To Everything There is a Season

I graduated high school back in 1985.  My years in high school were at the epitome of the mid 80's.  John Hughes' movies masterfully defined our generation, our fashion sense and our secular ideologies.  High school life was just that simple.  The Breakfast Club asked it best; were you a jock, a princess, a freak, a nerd or a loadie?


As we entered into our senior year, still wearing our shirt collars flipped up and Members Only jackets, I vividly remember the age of neon clothing mingling with lacy fingerless gloves descending upon the incoming freshman class.  Their music lacked the synchronized guitar-techno sound that we had grown to love. How could Depeche Mode or Kylie Minogue replace The Go-Go's, B-52's or The Bangles?


Who were these kids, and what on earth could they have been thinking?


Our age of preppy and outcries for social justice were being swallowed up in a sea of ego-centric, tacky neon orange/yellow, and we had nothing to say about it. We were the ones leaving high school.  We now had the huge task of actually changing the world, not just talking about it.


How did we do?  Did we positively impact a generation--or generations to come?  Or did we fall into that crevasse of mediocrity and entitlement, with little regard for anyone else but those in our inner circle?


High school was so much easier than real life.  You could have ideologies backed up with personal philosophies and still you were too young to be expected to actually DO anything.   It was to real-life what club soccer practice is to the World Cup.

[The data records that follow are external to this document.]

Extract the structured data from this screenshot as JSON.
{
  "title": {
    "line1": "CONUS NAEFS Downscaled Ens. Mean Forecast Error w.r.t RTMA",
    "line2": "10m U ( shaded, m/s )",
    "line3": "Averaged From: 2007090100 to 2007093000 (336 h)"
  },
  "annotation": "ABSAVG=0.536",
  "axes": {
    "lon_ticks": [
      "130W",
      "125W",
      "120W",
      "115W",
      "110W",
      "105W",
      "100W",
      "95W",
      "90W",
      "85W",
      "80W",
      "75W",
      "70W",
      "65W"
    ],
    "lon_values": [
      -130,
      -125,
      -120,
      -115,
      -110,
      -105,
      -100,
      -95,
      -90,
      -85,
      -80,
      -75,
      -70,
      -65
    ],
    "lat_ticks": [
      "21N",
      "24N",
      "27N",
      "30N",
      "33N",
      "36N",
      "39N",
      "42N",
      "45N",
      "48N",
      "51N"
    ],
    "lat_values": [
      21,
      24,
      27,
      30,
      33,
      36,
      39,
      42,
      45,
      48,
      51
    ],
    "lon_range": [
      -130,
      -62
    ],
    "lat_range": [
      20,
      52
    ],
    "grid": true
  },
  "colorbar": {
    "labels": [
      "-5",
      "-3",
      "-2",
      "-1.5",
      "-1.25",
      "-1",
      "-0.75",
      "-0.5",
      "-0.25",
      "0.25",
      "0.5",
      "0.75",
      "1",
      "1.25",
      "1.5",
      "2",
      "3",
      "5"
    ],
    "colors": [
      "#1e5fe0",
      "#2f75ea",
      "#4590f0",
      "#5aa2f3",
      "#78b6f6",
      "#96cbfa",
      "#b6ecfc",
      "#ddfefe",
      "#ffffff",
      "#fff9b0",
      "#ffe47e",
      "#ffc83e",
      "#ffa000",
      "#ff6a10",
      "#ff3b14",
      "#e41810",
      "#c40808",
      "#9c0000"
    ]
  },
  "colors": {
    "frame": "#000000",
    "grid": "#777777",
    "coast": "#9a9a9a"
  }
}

So here I sit at 40 something.  Remembering how I wanted to change the world-- or at least contribute a big effort in that change.  I wanted to help people in ways that now seem so far-fetched to my suburban, upper middle class self.  With age comes the fear of getting hurt.  When you're young you are invincible! With time comes those adult responsibilities that make us place other's needs (children's, spouses, aging parents...)  ahead of our own dreams and self fulfillment.  And rightly so...


Because to everything there is a season.


Funny how quickly our season of summer slips away.  Thank goodness fall is still full of hope and promise!  Now-- what was it that I meant to do, again???